Impact of Allogeneic Transplantation From Matched Related and Unrelated Donors on Clinical Outcome In Younger Adult AML Patients with FLT3 Internal Tandem Duplications

Internal tandem duplications of FLT3 (FLT3-ITD) occur in approximately one third of acute myeloid leukemia (AML) patients and are associated with poor outcome. It has been suggested that allogeneic hematopoietic stem cell transplantation (allo-HSCT) from a matched related donor (MRD) can overcome the negative impact of FLT3-ITD. However, for those patients without MRD it is unclear, whether the adverse impact can be abrogated by allo-HSCT from a matched unrelated donor (MUD).

To assess clinical outcome in AML with FLT3-ITD after allo-HSCT from MRD and MUD.

The study included 437 adult patients (median age, 47 years; range, 16–60 years) with newly diagnosed, FLT3-ITD positive AML enrolled on five prospective treatment trials of the German-Austrian AML Study Group (AMLSG) between 1993 and 2008. Patients with acute promyelocytic and core binding factor leukemia were excluded. FLT3-ITD was diagnosed by genomic DNA PCR and Genescan analysis. Mutant to wild-type FLT3-ITD ratio (allelic ratio) was available in 78%, and FLT3-ITD insertion site was determined by direct sequencing in 59% of the patients.

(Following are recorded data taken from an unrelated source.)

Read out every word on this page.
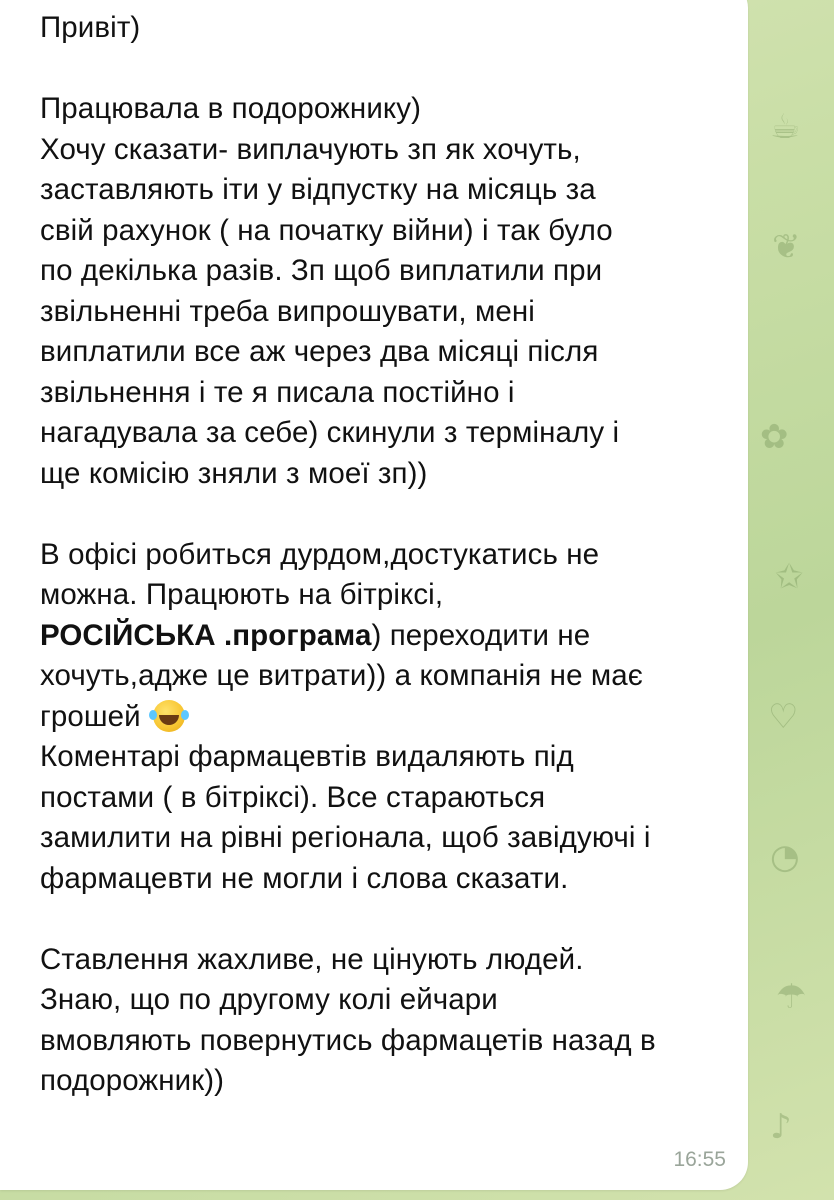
☕
❦
✿
✩
♡
◔
☂
♪
Привіт)
Працювала в подорожнику)
Хочу сказати- виплачують зп як хочуть,
заставляють іти у відпустку на місяць за
свій рахунок ( на початку війни) і так було
по декілька разів. Зп щоб виплатили при
звільненні треба випрошувати, мені
виплатили все аж через два місяці після
звільнення і те я писала постійно і
нагадувала за себе) скинули з терміналу і
ще комісію зняли з моеї зп))
В офісі робиться дурдом,достукатись не
можна. Працюють на бітріксі,
РОСІЙСЬКА .програма) переходити не
хочуть,адже це витрати)) а компанія не має
грошей
Коментарі фармацевтів видаляють під
постами ( в бітріксі). Все стараються
замилити на рівні регіонала, щоб завідуючі і
фармацевти не могли і слова сказати.
Ставлення жахливе, не цінують людей.
Знаю, що по другому колі ейчари
вмовляють повернутись фармацетів назад в
подорожник))
16:55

The strategy of allo-HSCT changed in November 2006. Before the amendment, only patients with MRD were intended to receive allo-HSCT in first complete remission (CR), whereas thereafter, the spectrum of donors was extended to MUD. To account for the time dependency of allo-HSCT, landmark analyses for univariable analyses and Andersen Gill models for multivariable analyses were used.

CR rates before and after the amendment were 72% and 68%, respectively (p=0.63). Before amendment, 71 of 234 (30%) patients received allo-HSCT (48 MRD, 23 MUD), after amendment, 58 of 77 (74%) patients (16 MRD, 42 MUD). After amendment, the cohort was characterized by a significantly higher white blood count (WBC) (p=0.002), higher allelic ratio (p=0.04) and a higher frequency of FLT3-ITD insertion site in the beta-1-sheet (p=0.05). Comparing the two cohorts before and after amendment, there was no significant difference in relapse-free survival (RFS) (p=0.51) and overall survival (OS) (p=0.45). To account for the differences in the frequencies of unfavorable prognostic markers, we performed multivariable analyses in the whole population including the following variables: age, log(WBC), allo-HSCT from MRD or MUD, NPM1 mutation and median dichotomized allelic ratio. This model revealed allo-HSCT from MRD (HR 0.64, p=0.03) and age (difference of ten years) (HR 1.19, p=0.02) as significant prognostic parameters, whereas allo-HSCT from MUD was not significant (HR 0.82, p=0.31). In subset analysis, based on the availability of FLT3-ITD insertion site, the beneficial impact of allo-HSCT from MRD (HR 0.48, p=0.02) was even more pronounced, and FLT3-ITD insertion site in the beta-1-sheet appeared as a significant variable (HR 1.67, p=0.01). Landmark analyses for RFS at five months revealed a beneficial impact of allo-HSCT from both MRD and MUD, whereas at later time points the beneficial impact of allo-HSCT from MUD disappeared. There was no significant difference in cumulative incidence of relapse (p=0.25) and death (p=0.50) between allo-HSCT from MRD and MUD. Of 167 patients who relapsed, four received allo-HSCT from a haplo-identical family donor (HID), 54 from MUD and 12 from MRD. Overall survival for relapsed patients without transplantation and those with allo-HSCT from MRD was below 10% after one year and was significantly inferior compared to patients receiving allo-HSCT from MUD or HID with 49% after one year (p<0.0001).

Allo-HSCT from MRD and also from MUD, if performed early during first CR, improves survival of younger adult patients with FLT3-ITD positive AML. Outcome after relapse was generally very poor, with allo-HSCT from MUD or HID having a beneficial effect.

No relevant conflicts of interest to declare.